Received June 29, 2006
Revised October 18, 2006
Accepted October 27, 2006

Article

Insights into Latent Class Analysis of Diagnostic Test Performance

Margaret Sullivan Pepe 1 * and Holly Janes 2

1 University of Washington and Fred Hutchinson Cancer Research Center, 1100 Fairview Avenue N., M2-B500, Seattle, WA 98109, USA
2 Department of Biostatistics, Johns Hopkins Bloomberg School of Public Health, Baltimore, MD 21205

* To whom correspondence should be addressed.
Margaret Sullivan Pepe, E-mail: mspepe{at}u.washington.edu


   Abstract

Latent class analysis is used to assess diagnostic test accuracy when a gold standard assessment of disease is not available but results of multiple imperfect tests are.

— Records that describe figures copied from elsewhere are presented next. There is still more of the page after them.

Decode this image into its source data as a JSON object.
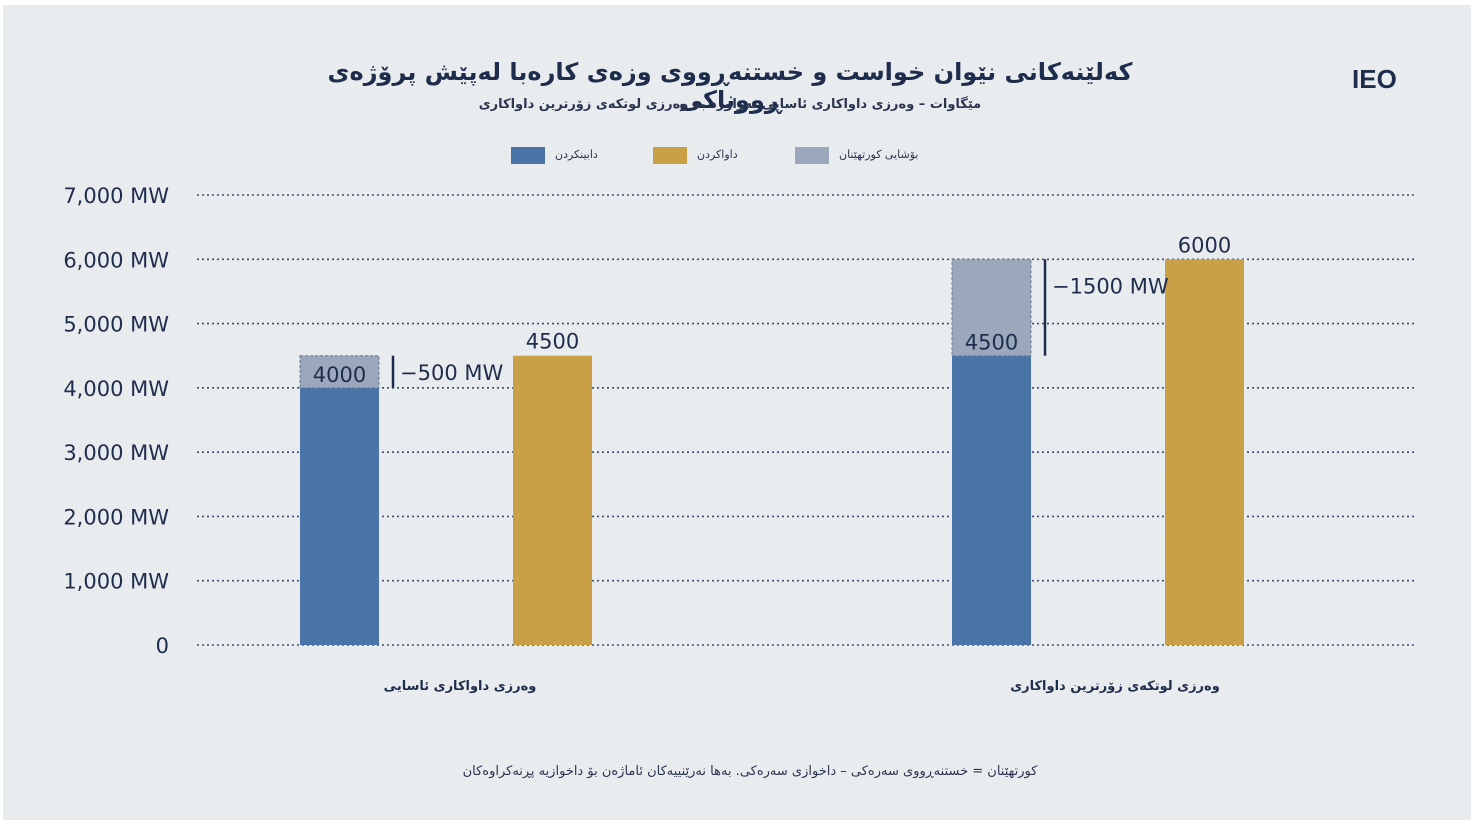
{
  "title": "کەلێنەکانی نێوان خواست و خستنەڕووی وزەی کارەبا لەپێش پرۆژەی ڕووناکی",
  "subtitle": "مێگاوات – وەرزی داواکاری ئاسایی بەراورد بە وەرزی لوتکەی زۆرترین داواکاری",
  "brand": "IEO",
  "footnote": "کورتهێنان = خستنەڕووی سەرەکی – داخوازی سەرەکی. بەها نەرێنییەکان ئاماژەن بۆ داخوازیە پڕنەکراوەکان",
  "legend": [
    {
      "label": "دابینکردن",
      "color": "#4a74a8"
    },
    {
      "label": "داواکردن",
      "color": "#c9a045"
    },
    {
      "label": "بۆشایی کورتهێنان",
      "color": "#9ba8bb"
    }
  ],
  "colors": {
    "supply": "#4a74a8",
    "demand": "#c9a045",
    "gap": "#9ba8bb",
    "text": "#1f2d4d",
    "grid": "#3e4f73"
  },
  "chart_data": {
    "type": "bar",
    "title": "کەلێنەکانی نێوان خواست و خستنەڕووی وزەی کارەبا لەپێش پرۆژەی ڕووناکی",
    "categories": [
      "وەرزی داواکاری ئاسایی",
      "وەرزی لوتکەی زۆرترین داواکاری"
    ],
    "series": [
      {
        "name": "دابینکردن",
        "values": [
          4000,
          4500
        ]
      },
      {
        "name": "داواکردن",
        "values": [
          4500,
          6000
        ]
      },
      {
        "name": "بۆشایی کورتهێنان",
        "values": [
          500,
          1500
        ]
      }
    ],
    "value_labels": {
      "supply": [
        "4000",
        "4500"
      ],
      "demand": [
        "4500",
        "6000"
      ]
    },
    "gap_labels": [
      "−500 MW",
      "−1500 MW"
    ],
    "y_ticks": [
      0,
      1000,
      2000,
      3000,
      4000,
      5000,
      6000,
      7000
    ],
    "y_tick_labels": [
      "0",
      "1,000 MW",
      "2,000 MW",
      "3,000 MW",
      "4,000 MW",
      "5,000 MW",
      "6,000 MW",
      "7,000 MW"
    ],
    "ylim": [
      0,
      7000
    ],
    "grid": true,
    "legend_position": "top-center"
  }
}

We consider the simplest setting, where three tests are observed and conditional independence is assumed. Closed form expressions for maximum likelihood parameter estimates are derived. They show explicitly how observed two- and three-way associations between test results are used to infer disease prevalence and test true- and false-positive rates. Although interesting and reasonable under conditional independence, the estimators clearly have no basis when it fails. Intuition for bias induced by conditional dependence follows from the analytic expressions. Further intuition derives from an EM approach to calculating the estimates. We discuss implications of our results and related work for settings where more than three tests are available. We conclude that careful justification of assumptions about the dependence between tests in diseased and non-diseased subjects is necessary in order to ensure unbiased estimates of prevalence and test operating characteristics, and to provide these estimates clinical interpretations. Such justification must be based in part on a clear clinical definition of disease and biological knowledge about mechanisms giving rise to test results.

Keywords: imperfect reference test; errors in variables; factor analysis; item response theory; latent variables; sensitivity; specificity.